Minister: Public Enterprises: South Africa

Hot seat
There are some narratives around privatisation and so on, which is part of the fake news industry as far as we are concerned.

Pravin Gordhan has kept uncharacteristically mum on Eskom after initially backing unbundling plans for the utility. Behind the scenes, however, he is the avenging force that has seen criminal actions brought against maladroit employers and service providers. Appropriately, though, he has allowed Eskom CEO, André de Ruyter, space to fix the stricken utility. Government interference over the past decade has been cited as one of the problems that has contributed to Eskom’s financial crisis.

With a background in the Communist Party, Gordhan has strong views on privatisation. Consequently, Eskom’s proposed unbundling is unlikely to result in a full or partial sale of either its generation, transmission or distribution units. In Eskom’s 2019 turnaround plan, Gordhan said competition was important in order to limit monopolies. But he sees that as competition among Eskom’s power stations, not between the utility and the private sector. What the mining industry most needs from him is a steady and affordable supply of power. However, it won’t get that if government lends a sympathetic ear to De Ruyter’s insistence that electricity tariffs should rise by another 28% to a “cost-reflective” level.

There’s also inherent conflict between Gordhan’s mandate to make Eskom financially sustainable and providing the mining sector with affordable power, which is the competing mandate of Minerals and Energy Minister, Gwede Mantashe. Elsewhere, Gordhan’s time has been taken up with the Zondo Commission which raked over the vestiges of the trumped up ‘rogue unit’ claim in tax collection agency, SARS, that Gordhan once ran. He has also attracted criticism for tapping the national budget in an effort to return dysfunctional airline SAA to the skies.

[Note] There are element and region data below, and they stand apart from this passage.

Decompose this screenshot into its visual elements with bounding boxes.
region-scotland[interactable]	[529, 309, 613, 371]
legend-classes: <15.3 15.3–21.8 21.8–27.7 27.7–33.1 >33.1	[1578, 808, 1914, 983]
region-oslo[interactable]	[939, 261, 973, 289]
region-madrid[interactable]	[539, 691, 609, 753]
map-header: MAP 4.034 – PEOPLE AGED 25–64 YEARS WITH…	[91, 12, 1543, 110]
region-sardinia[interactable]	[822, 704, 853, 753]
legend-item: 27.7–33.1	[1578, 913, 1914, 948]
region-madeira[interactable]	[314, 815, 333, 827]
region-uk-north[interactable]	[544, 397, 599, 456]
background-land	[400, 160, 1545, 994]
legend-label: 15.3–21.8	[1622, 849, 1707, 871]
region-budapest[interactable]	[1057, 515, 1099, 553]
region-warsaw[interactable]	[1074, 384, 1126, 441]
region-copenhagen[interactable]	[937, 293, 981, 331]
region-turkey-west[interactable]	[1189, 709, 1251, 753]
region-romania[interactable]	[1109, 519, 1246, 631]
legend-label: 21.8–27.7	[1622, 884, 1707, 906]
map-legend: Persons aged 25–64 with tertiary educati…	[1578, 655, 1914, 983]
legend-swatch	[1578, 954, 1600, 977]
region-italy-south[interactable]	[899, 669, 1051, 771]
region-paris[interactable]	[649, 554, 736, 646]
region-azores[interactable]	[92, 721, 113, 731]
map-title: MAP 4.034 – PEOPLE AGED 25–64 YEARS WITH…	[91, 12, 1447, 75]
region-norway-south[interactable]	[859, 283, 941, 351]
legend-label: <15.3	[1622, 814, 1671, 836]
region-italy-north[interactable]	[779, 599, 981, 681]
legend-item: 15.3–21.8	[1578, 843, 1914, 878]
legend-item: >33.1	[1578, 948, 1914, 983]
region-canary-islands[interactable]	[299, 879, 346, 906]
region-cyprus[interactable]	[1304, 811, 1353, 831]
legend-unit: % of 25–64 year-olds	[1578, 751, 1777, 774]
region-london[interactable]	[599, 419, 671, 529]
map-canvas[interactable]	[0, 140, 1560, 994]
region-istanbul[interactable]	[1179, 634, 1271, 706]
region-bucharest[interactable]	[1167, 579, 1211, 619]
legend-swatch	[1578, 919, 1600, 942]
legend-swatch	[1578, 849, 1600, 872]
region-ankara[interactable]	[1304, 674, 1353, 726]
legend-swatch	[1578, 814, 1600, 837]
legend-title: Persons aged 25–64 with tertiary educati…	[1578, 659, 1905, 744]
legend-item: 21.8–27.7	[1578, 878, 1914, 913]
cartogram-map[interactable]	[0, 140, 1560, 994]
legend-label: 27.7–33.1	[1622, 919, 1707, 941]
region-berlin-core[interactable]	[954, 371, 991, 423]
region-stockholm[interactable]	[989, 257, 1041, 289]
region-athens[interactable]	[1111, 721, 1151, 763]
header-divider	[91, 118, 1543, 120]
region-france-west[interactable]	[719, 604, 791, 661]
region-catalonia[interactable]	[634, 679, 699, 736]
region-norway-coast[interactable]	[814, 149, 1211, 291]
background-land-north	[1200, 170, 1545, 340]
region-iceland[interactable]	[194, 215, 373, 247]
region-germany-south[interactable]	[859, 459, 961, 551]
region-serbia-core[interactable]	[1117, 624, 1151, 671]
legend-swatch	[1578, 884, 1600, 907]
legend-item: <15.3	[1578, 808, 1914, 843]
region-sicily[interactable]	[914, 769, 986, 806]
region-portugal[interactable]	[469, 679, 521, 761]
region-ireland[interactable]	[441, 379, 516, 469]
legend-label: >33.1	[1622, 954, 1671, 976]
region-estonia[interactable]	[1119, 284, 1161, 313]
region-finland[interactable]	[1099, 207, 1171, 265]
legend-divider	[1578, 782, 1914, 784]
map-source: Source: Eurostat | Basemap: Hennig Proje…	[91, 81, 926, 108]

He holds a Bachelor of Pharmacy Degree from the University of Durban-Westville, and has been politically active since he was a student in the Sixties. He was involved in underground activities in the Seventies for the South African Communist Party and the ANC and was detained three times. He participated in the Codesa talks that preceded South Africa’s first democratic election in 1994 and became an MP in the first ANC government. He served as Commissioner for SARS in 1999, and two stints as South African Finance Minister: 2009 to 2014 and 2015 to 2017.